Past Performance Narratives That Win Federal Contracts
Past performance is worth 20-30% of your evaluation score on most federal contracts. Most companies write theirs wrong. Here's the formula that actually wins.
Why Past Performance Matters So Much
In federal contracting, past performance serves as the proxy for future performance. Agencies can't easily trial vendors: a failed contract means wasted taxpayer money and mission disruption. So evaluators weight your track record heavily: typically 20–30% of total evaluation score on best-value contracts.
Yet past performance is consistently the weakest section in most proposals. Companies list contracts they've completed and consider it done. That approach leaves significant score points on the table.
The Core Principle: Relevance Over Prestige
Your biggest contract is not necessarily your best past performance reference. Evaluators are looking for relevance: similarity to the current requirement in:
- Scope: Similar type of work (network security, staffing, construction management)
- Scale: Similar dollar value or contract size
- Complexity: Similar technical or management challenges
A $500K contract that's nearly identical to the solicitation beats a $5M contract in an unrelated domain. Always lead with your most relevant reference, not your largest.
The STAR-R Formula for Past Performance Narratives
Structure each past performance narrative using STAR-R:
- S: Situation: What was the agency's challenge or requirement? (2–3 sentences)
- T: Task: What was your specific scope of work? (2–3 sentences)
- A: Action: What did you do? Specifically: methodologies, tools, team composition (4–5 sentences)
- R: Result: What were the measurable outcomes? (On time? Under budget? Metrics?) (2–3 sentences)
- R: Relevance: Explicitly state why this is relevant to the current solicitation (2 sentences)

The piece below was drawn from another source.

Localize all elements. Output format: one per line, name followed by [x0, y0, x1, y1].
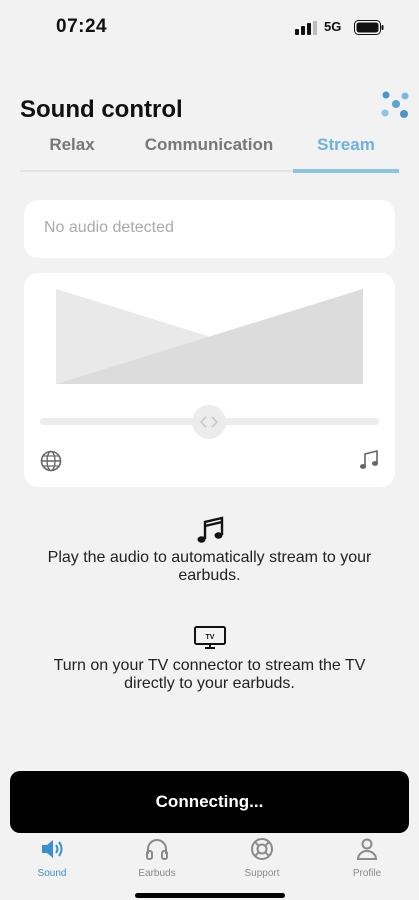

That last R: Relevance: is what most companies miss. Don't make evaluators connect the dots. Connect them for them.
Example: Before vs. After
❌ Before (how most companies write it)
"Acme IT provided IT support services to the Department of Labor from 2022 to 2024. We managed the helpdesk and network infrastructure. The contract was performed on time and within budget."
✅ After (using STAR-R)
"The Department of Labor's Office of Workers' Compensation required a full-service IT support team to manage a complex hybrid environment spanning 12 regional offices and 2,400 end users transitioning from legacy systems to Microsoft 365 [Situation]. Acme IT served as prime contractor for a $2.8M IT Managed Services contract (Contract #DOL-OWCP-2022-0441) supporting this initiative [Task]. Our 14-person team provided Tier 1–3 helpdesk support, network monitoring, and M365 migration services, achieving a 97% first-call resolution rate and completing the M365 migration 3 weeks ahead of schedule [Action]. The contract received Outstanding CPARS ratings in all categories; we processed 18,000+ tickets with a 4.8/5 customer satisfaction score and delivered $140K in cost savings through license optimization [Result]. This directly demonstrates our capability to manage multi-site IT support operations of similar scale and complexity to the current requirement, with the same Microsoft 365 environment and equivalent user population [Relevance]."
Essential Elements to Always Include
- Contract number: Gives evaluators a way to verify independently
- Agency name and POC: Evaluators may call your reference: make it easy
- Contract value and period: Shows scale comparability
- Your role: Were you prime or subcontractor? (Prime is stronger)
- CPARS ratings: If you have "Satisfactory" or above in all categories, say so
- Specific metrics: Percentages, dollar amounts, timeframes: make results concrete
Handling Weak or Missing Past Performance
New contractors face the past performance chicken-and-egg problem. Here's how to handle it:
- Use commercial past performance: Relevant commercial work counts, especially in technical domains
- Use key personnel experience: If you don't have company past performance, your PM's 20 years of federal IT work is highly relevant: present it explicitly as a risk mitigation
- Be direct: "As an emerging business in the federal market, we do not yet have federal past performance. However, we have [X]: and we present the following risk mitigation plan..." Honesty + mitigation beats silence + discovery.
- Subcontract first: Winning a prime by subcontracting to someone with past performance is a legitimate entry strategy
CPARS: The Source of Truth
The Contractor Performance Assessment Reporting System (CPARS) is the federal government's official past performance database. Request your CPARS records regularly:
- Contact the Contracting Officer for each completed contract
- Review and respond to any ratings you disagree with (you have 14 days)
- Use Outstanding and Exceptional ratings as direct quotes in proposals
A single "Exceptional" CPARS rating is worth more in a proposal than a page of self-promotional text.